Sunday, November 22, 2009

On "Last Last Chance" by Fiona Maazel **

The movie 2012 hit the theaters last weekend. It's about the end of the world. Great filmmaking? Hardly, I've been told. One could care hardly less for the end of the world than in this movie--but oh boy, the special effects.

By chance, I happened to be reading a book about the possible end of the world at the same time as that movie arrived. And bleak this book is. This is no Oprah pick of the month. People die. People do not get better--or they get better, but why bother, since they're going to die anyway?

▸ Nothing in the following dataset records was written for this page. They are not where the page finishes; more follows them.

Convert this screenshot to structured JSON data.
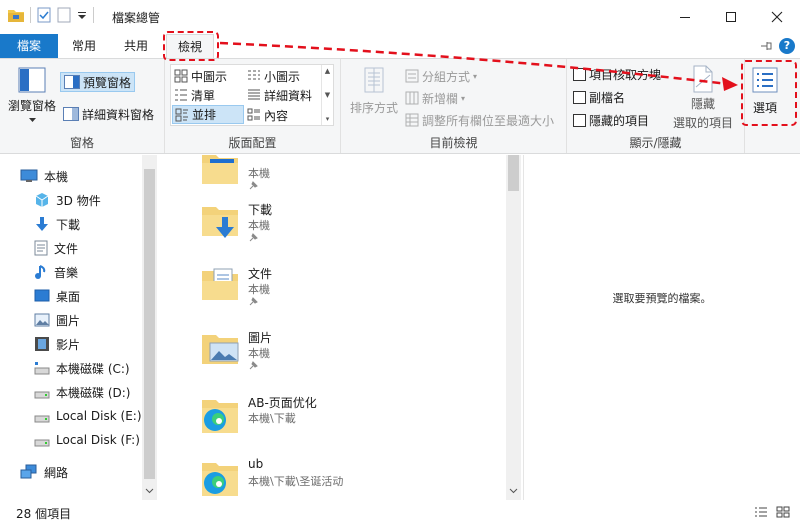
{
  "window": {
    "title": "檔案總管",
    "controls": {
      "minimize": "—",
      "maximize": "☐",
      "close": "✕"
    }
  },
  "tabs": {
    "file": "檔案",
    "home": "常用",
    "share": "共用",
    "view": "檢視"
  },
  "ribbon": {
    "panes": {
      "label": "窗格",
      "nav_pane": "瀏覽窗格",
      "preview_pane": "預覽窗格",
      "details_pane": "詳細資料窗格"
    },
    "layout": {
      "label": "版面配置",
      "items": [
        "中圖示",
        "小圖示",
        "清單",
        "詳細資料",
        "並排",
        "內容"
      ],
      "selected": "並排"
    },
    "current_view": {
      "label": "目前檢視",
      "sort_by": "排序方式",
      "group_by": "分組方式",
      "add_columns": "新增欄",
      "size_columns": "調整所有欄位至最適大小"
    },
    "show_hide": {
      "label": "顯示/隱藏",
      "item_checkboxes": "項目核取方塊",
      "file_extensions": "副檔名",
      "hidden_items": "隱藏的項目",
      "hide_selected_line1": "隱藏",
      "hide_selected_line2": "選取的項目"
    },
    "options": {
      "label": "選項"
    },
    "help": "?"
  },
  "nav": {
    "items": [
      {
        "label": "本機",
        "icon": "computer-icon"
      },
      {
        "label": "3D 物件",
        "icon": "cube-icon"
      },
      {
        "label": "下載",
        "icon": "download-icon"
      },
      {
        "label": "文件",
        "icon": "document-icon"
      },
      {
        "label": "音樂",
        "icon": "music-icon"
      },
      {
        "label": "桌面",
        "icon": "desktop-icon"
      },
      {
        "label": "圖片",
        "icon": "picture-icon"
      },
      {
        "label": "影片",
        "icon": "video-icon"
      },
      {
        "label": "本機磁碟 (C:)",
        "icon": "drive-icon"
      },
      {
        "label": "本機磁碟 (D:)",
        "icon": "drive-icon"
      },
      {
        "label": "Local Disk (E:)",
        "icon": "drive-icon"
      },
      {
        "label": "Local Disk (F:)",
        "icon": "drive-icon"
      },
      {
        "label": "網路",
        "icon": "network-icon"
      }
    ]
  },
  "files": [
    {
      "name": "",
      "location": "本機",
      "pinned": true
    },
    {
      "name": "下載",
      "location": "本機",
      "pinned": true
    },
    {
      "name": "文件",
      "location": "本機",
      "pinned": true
    },
    {
      "name": "圖片",
      "location": "本機",
      "pinned": true
    },
    {
      "name": "AB-页面优化",
      "location": "本機\\下載",
      "pinned": false
    },
    {
      "name": "ub",
      "location": "本機\\下載\\圣诞活动",
      "pinned": false
    }
  ],
  "preview": {
    "message": "選取要預覽的檔案。"
  },
  "status": {
    "count": "28 個項目"
  },
  "colors": {
    "accent": "#1979ca",
    "annotation": "#e3101c"
  }
}
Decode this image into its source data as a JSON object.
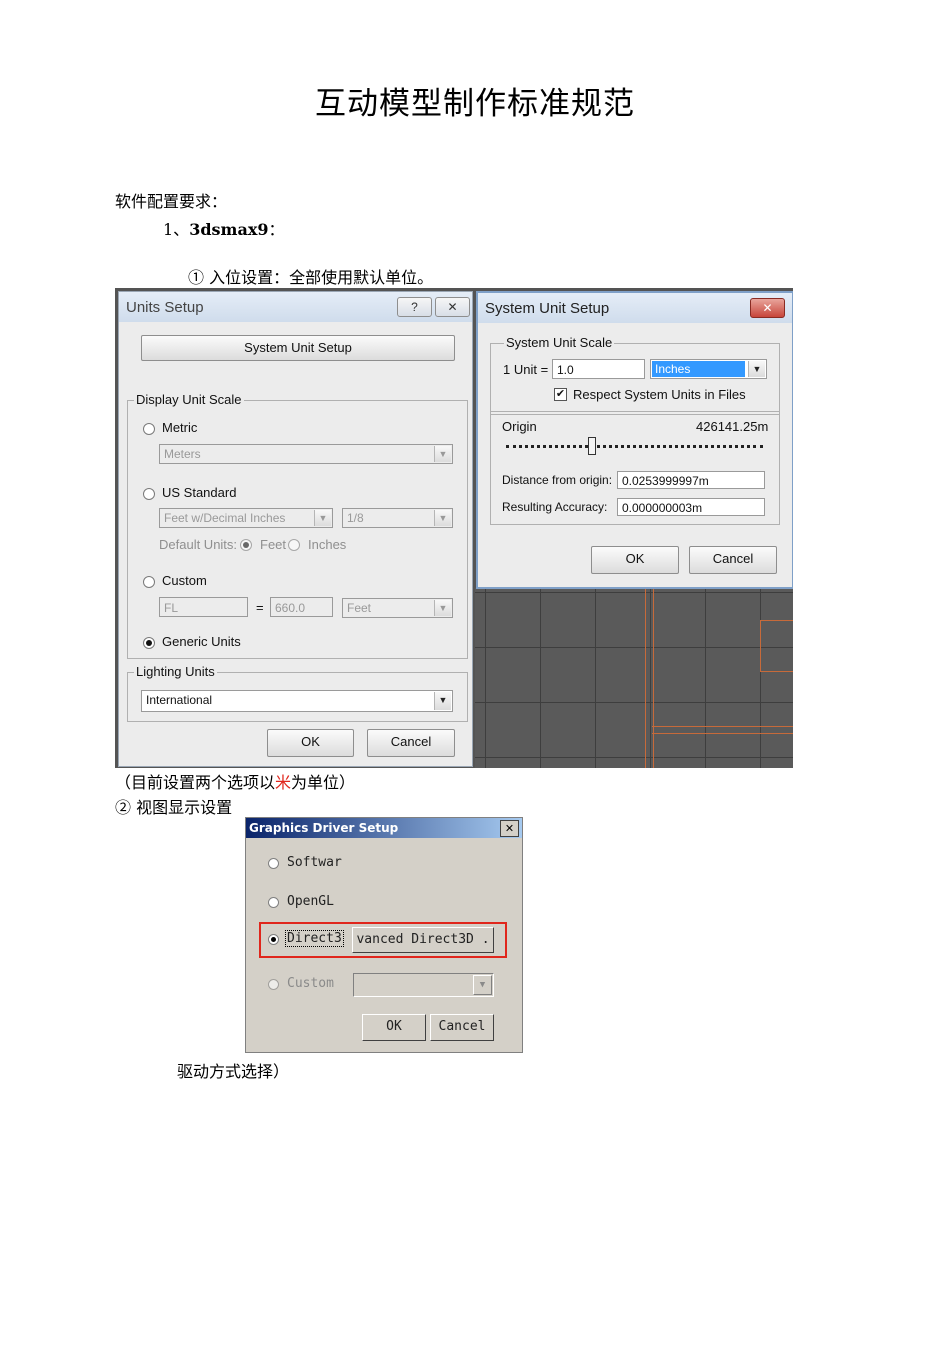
{
  "doc": {
    "title": "互动模型制作标准规范",
    "section": "软件配置要求：",
    "item_number": "1、",
    "item_name": "3dsmax9",
    "item_colon": "：",
    "sub1": "① 入位设置：全部使用默认单位。",
    "caption1_pre": "（目前设置两个选项以",
    "caption1_red": "米",
    "caption1_post": "为单位）",
    "sub2": "② 视图显示设置",
    "caption2": "驱动方式选择）"
  },
  "units_setup": {
    "title": "Units Setup",
    "help_glyph": "?",
    "close_glyph": "✕",
    "system_button": "System Unit Setup",
    "display_group": "Display Unit Scale",
    "metric": "Metric",
    "metric_value": "Meters",
    "us_standard": "US Standard",
    "us_value": "Feet w/Decimal Inches",
    "us_fraction": "1/8",
    "default_units_label": "Default Units:",
    "feet": "Feet",
    "inches": "Inches",
    "custom": "Custom",
    "custom_name": "FL",
    "equals": "=",
    "custom_value": "660.0",
    "custom_unit": "Feet",
    "generic": "Generic Units",
    "lighting_group": "Lighting Units",
    "lighting_value": "International",
    "ok": "OK",
    "cancel": "Cancel",
    "selected": "generic"
  },
  "system_unit_setup": {
    "title": "System Unit Setup",
    "close_glyph": "✕",
    "scale_group": "System Unit Scale",
    "unit_label": "1 Unit =",
    "unit_value": "1.0",
    "unit_type": "Inches",
    "respect_label": "Respect System Units in Files",
    "respect_checked": true,
    "origin_label": "Origin",
    "origin_value": "426141.25m",
    "distance_label": "Distance from origin:",
    "distance_value": "0.0253999997m",
    "accuracy_label": "Resulting Accuracy:",
    "accuracy_value": "0.000000003m",
    "ok": "OK",
    "cancel": "Cancel",
    "accent": "#3399ff",
    "close_color": "#c7453a"
  },
  "graphics_driver": {
    "title": "Graphics Driver Setup",
    "close_glyph": "✕",
    "software": "Softwar",
    "opengl": "OpenGL",
    "direct3d": "Direct3",
    "advanced": "vanced Direct3D .",
    "custom": "Custom",
    "ok": "OK",
    "cancel": "Cancel",
    "selected": "direct3d",
    "highlight_color": "#e0261c"
  }
}
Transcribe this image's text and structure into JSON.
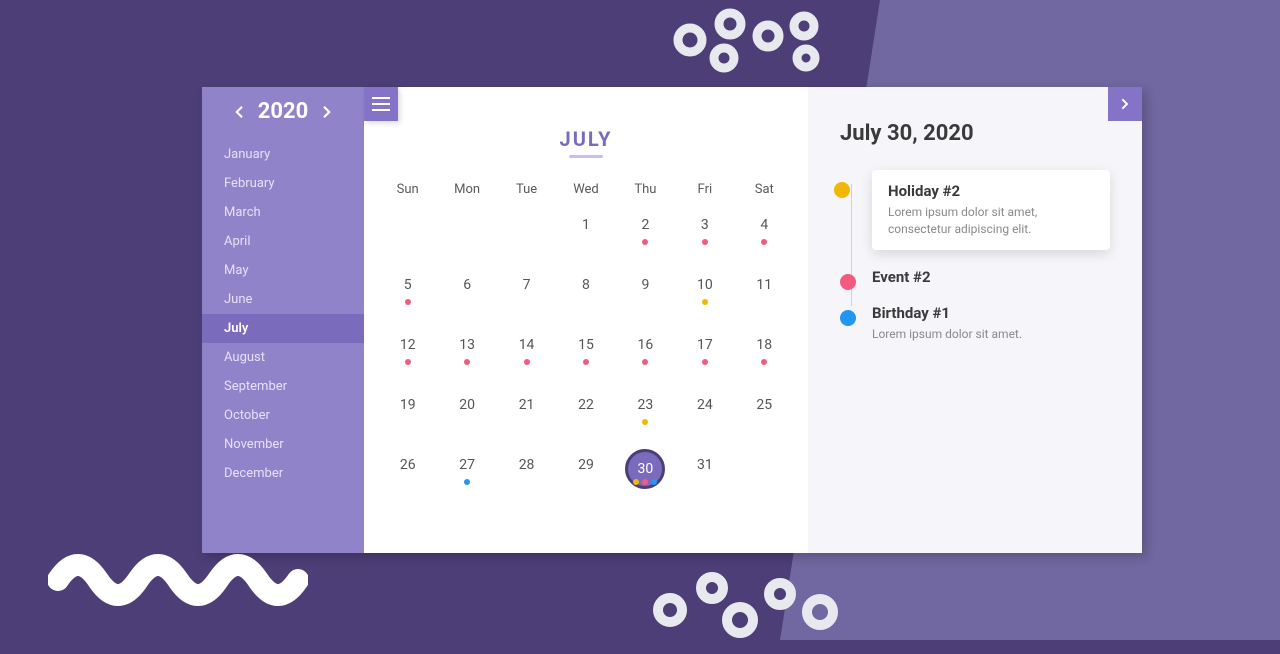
{
  "sidebar": {
    "year": "2020",
    "months": [
      "January",
      "February",
      "March",
      "April",
      "May",
      "June",
      "July",
      "August",
      "September",
      "October",
      "November",
      "December"
    ],
    "selected_index": 6
  },
  "calendar": {
    "title": "JULY",
    "dow": [
      "Sun",
      "Mon",
      "Tue",
      "Wed",
      "Thu",
      "Fri",
      "Sat"
    ],
    "selected_day": 30,
    "weeks": [
      [
        null,
        null,
        null,
        {
          "n": 1
        },
        {
          "n": 2,
          "dots": [
            "pink"
          ]
        },
        {
          "n": 3,
          "dots": [
            "pink"
          ]
        },
        {
          "n": 4,
          "dots": [
            "pink"
          ]
        }
      ],
      [
        {
          "n": 5,
          "dots": [
            "pink"
          ]
        },
        {
          "n": 6
        },
        {
          "n": 7
        },
        {
          "n": 8
        },
        {
          "n": 9
        },
        {
          "n": 10,
          "dots": [
            "yellow"
          ]
        },
        {
          "n": 11
        }
      ],
      [
        {
          "n": 12,
          "dots": [
            "pink"
          ]
        },
        {
          "n": 13,
          "dots": [
            "pink"
          ]
        },
        {
          "n": 14,
          "dots": [
            "pink"
          ]
        },
        {
          "n": 15,
          "dots": [
            "pink"
          ]
        },
        {
          "n": 16,
          "dots": [
            "pink"
          ]
        },
        {
          "n": 17,
          "dots": [
            "pink"
          ]
        },
        {
          "n": 18,
          "dots": [
            "pink"
          ]
        }
      ],
      [
        {
          "n": 19
        },
        {
          "n": 20
        },
        {
          "n": 21
        },
        {
          "n": 22
        },
        {
          "n": 23,
          "dots": [
            "yellow"
          ]
        },
        {
          "n": 24
        },
        {
          "n": 25
        }
      ],
      [
        {
          "n": 26
        },
        {
          "n": 27,
          "dots": [
            "blue"
          ]
        },
        {
          "n": 28
        },
        {
          "n": 29
        },
        {
          "n": 30,
          "dots": [
            "yellow",
            "pink",
            "blue"
          ]
        },
        {
          "n": 31
        },
        null
      ]
    ]
  },
  "details": {
    "date_label": "July 30, 2020",
    "events": [
      {
        "color": "yellow",
        "title": "Holiday #2",
        "desc": "Lorem ipsum dolor sit amet, consectetur adipiscing elit.",
        "card": true
      },
      {
        "color": "pink",
        "title": "Event #2",
        "desc": "",
        "card": false
      },
      {
        "color": "blue",
        "title": "Birthday #1",
        "desc": "Lorem ipsum dolor sit amet.",
        "card": false
      }
    ]
  }
}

About fifteen years ago, I read a book by Dave Bowman called Let the Dog Drive. I was attracted to it by the book's beginning and its snappy copy. I finished it, feeling I'd read a bit too much (weirdness). I had the same feeling with Maazel's debut novel. We get a story about a superplague that panics the nation. We get it from the point of view of the family of the unassuming creator of the superplague, which by the way is a family made up of drug addicts. A family of drug addicts? A nation dealing with a plague? A family dealing with a patriarch blamed for releasing the plague into the public? Any one of these could have been the subject of a book. Put them together, and for me, it seemed a bit over the top. Most of the time. And almost unrelentingly bleak, despite the narrator's apparent recovery from addiction.

Maazel, however, is a talented writer. Line upon line, sentence upon sentence, shines. Those first several pages will hook you. And there are other places where this novel becomes hard to put down as well. I found particularly interesting the first portion of part 2, wherein our narrator Lucy, a lifelong drug addict, goes to rehab with her mother, another long-term drug addict. While there, the feared superplague finally begins a full-force charge across the United States, and it's coming right for the areas surrounding this desert rehab oasis. The rehab center goes into lockdown. Now it's the folks in rehab versus the world. Keep all at bay, not just so that we can recover but so that we can avoid the plague. It's the most engaging section of the novel, one that could be a book of its own. Or a movie. 2013 anyone?